When you are preparing to buy an insurance policy, the types of insurance and amounts you need should be based on how you use your motorhome. If the vehicle serves as your residence full time, you will need greater coverage than if you only occasionally use it for a trip or two during the summer. For example, as a full-timer, you will need liability coverage that is similar to your homeowners insurance to cover you if someone is injured on your “property” (which in this case is on wheels).
Full-timers who keep all of their belongings in their motorhome should also consider personal property coverage. Just as you would want your home policy to include coverage for your belongings, valuables, jewelry and collectibles, your RV insurance policy should include that too.
On the other hand, if you only use the RV seasonally, you will need to consider how to insure it when it is not in use. How you store your motorhome will make a difference for your insurance needs, depending on the climate, weather hazards, and risk of theft and vandalism where you live.
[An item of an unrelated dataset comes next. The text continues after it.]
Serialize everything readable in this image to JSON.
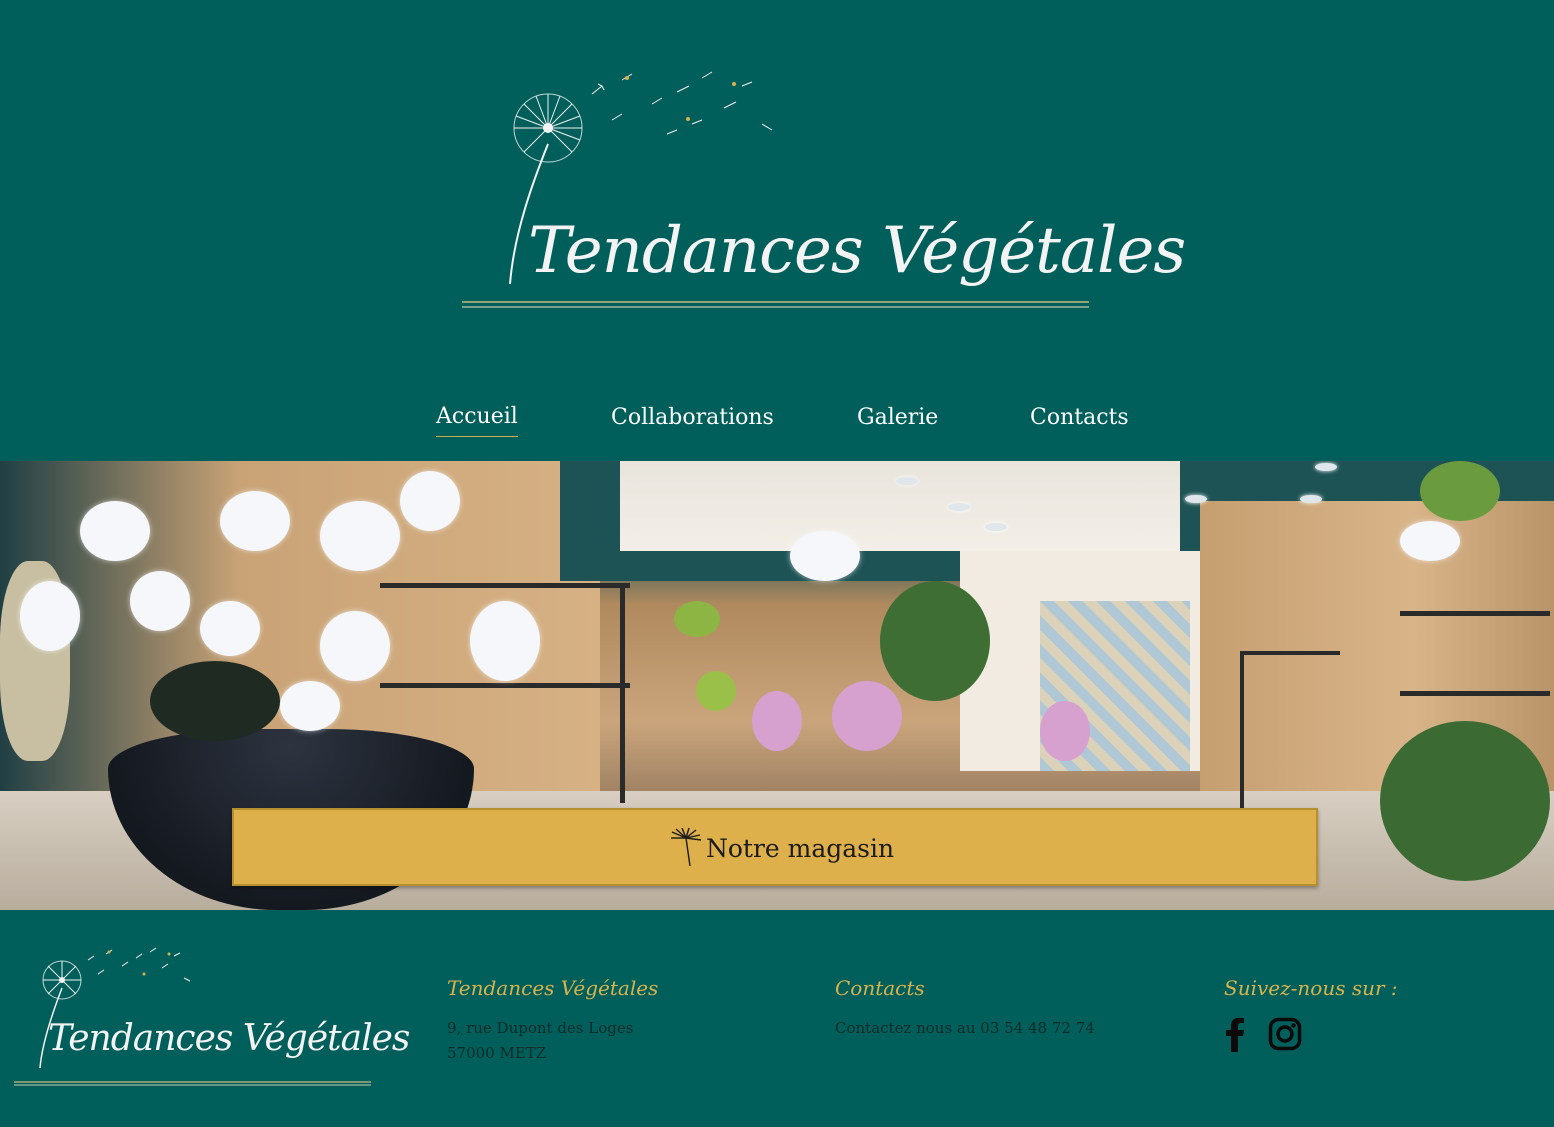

How Much Does RV Insurance Cost?
Your motorhome insurance cost will depend on the type of coverage you buy and your state requirements. There are other factors to consider as well, such as:
- Where you travel: A full-timer will need a more in-depth coverage plan than a recreational motorist. It also matters how far you travel and what regions you will be in. Areas with more risk will need additional protections.
- The type of RV you own: The type of motorhome you are driving will make a difference for your coverage. A truck camper or travel trailer does not have many amenities and is usually cheaper to repair or replace after an accident than a higher value Class A motorhome.
- Your driving record: Your history as a driver is important. It tells an insurance company whether you are a risk-taker or more cautious. Drivers with a history of traffic tickets and accidents are often considered higher-risk, and will therefore typically pay higher premiums.